Key Takeaways
- HP to cut 4,000-6,000 jobs by fiscal 2028, aiming for $1 billion annual savings
- Profit outlook falls short of analyst estimates due to rising memory chip costs
- Restructuring charges estimated at $650 million, with $250 million in fiscal 2026
- Shares dropped 4% in extended trading following the announcement
HP Inc. has announced significant workforce reductions of 4,000 to 6,000 employees through fiscal 2028 as the company’s profit outlook missed analyst expectations. The PC and printer maker expects to achieve $1 billion in annual gross savings by implementing AI tools across product development, customer support, sales and manufacturing operations.
CEO Enrique Lores stated in an interview that these measures are essential for maintaining competitiveness. The restructuring will incur approximately $650 million in charges, with about $250 million occurring in the current fiscal year that began November 1.

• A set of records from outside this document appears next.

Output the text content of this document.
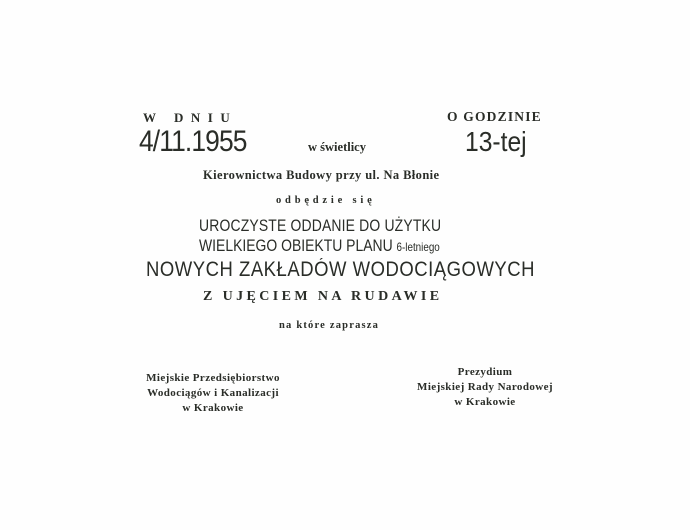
W DNIU	O GODZINIE
4/11.1955	w świetlicy	13-tej
Kierownictwa Budowy przy ul. Na Błonie
odbędzie się
UROCZYSTE ODDANIE DO UŻYTKU
WIELKIEGO OBIEKTU PLANU 6-letniego
NOWYCH ZAKŁADÓW WODOCIĄGOWYCH
Z UJĘCIEM NA RUDAWIE
na które zaprasza
Miejskie Przedsiębiorstwo
Wodociągów i Kanalizacji
w Krakowie
Prezydium
Miejskiej Rady Narodowej
w Krakowie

Financial Performance and Workforce Impact
HP’s current workforce stands at approximately 58,000 as of October 2024. This marks the second major restructuring in three years, following a similar program that eliminated 4,000-6,000 positions and delivered $2.2 billion in savings when the company employed about 61,000 workers.
The company projected full-year profit, excluding restructuring charges, between $2.90 to $3.20 per share, below the average analyst estimate of $3.32. For the quarter ending in January, HP expects adjusted earnings of 73 to 81 cents per share, compared to the 78-cent analyst consensus.
Market Challenges and Strategic Response
Rising memory chip costs are undermining the benefits of the current PC sales cycle, according to the company. While HP has sufficient inventory to cushion the impact through the first half of the year, Lores outlined aggressive measures for the second half including diversifying memory suppliers, optimizing memory usage in products, and implementing price increases where necessary.
The company has been relocating manufacturing facilities outside China for North American products to mitigate tariff impacts, even as it faces increasing memory prices during a period of strong customer demand for AI-enabled PCs and Windows 11 upgrades.
Fourth Quarter Performance
In the fiscal fourth quarter ended October 31, HP reported sales growth of 4.2% to $14.6 billion, with adjusted earnings of 93 cents per share beating the 92-cent analyst estimate. The PC unit delivered strong 8% revenue growth driven by Windows 11 upgrades and AI PC interest, while printer sales declined 4% to $4.27 billion, matching expectations.
The company’s shares fell approximately 4% in extended trading after closing at $24.32, extending the stock’s 25% decline year-to-date prior to the earnings release.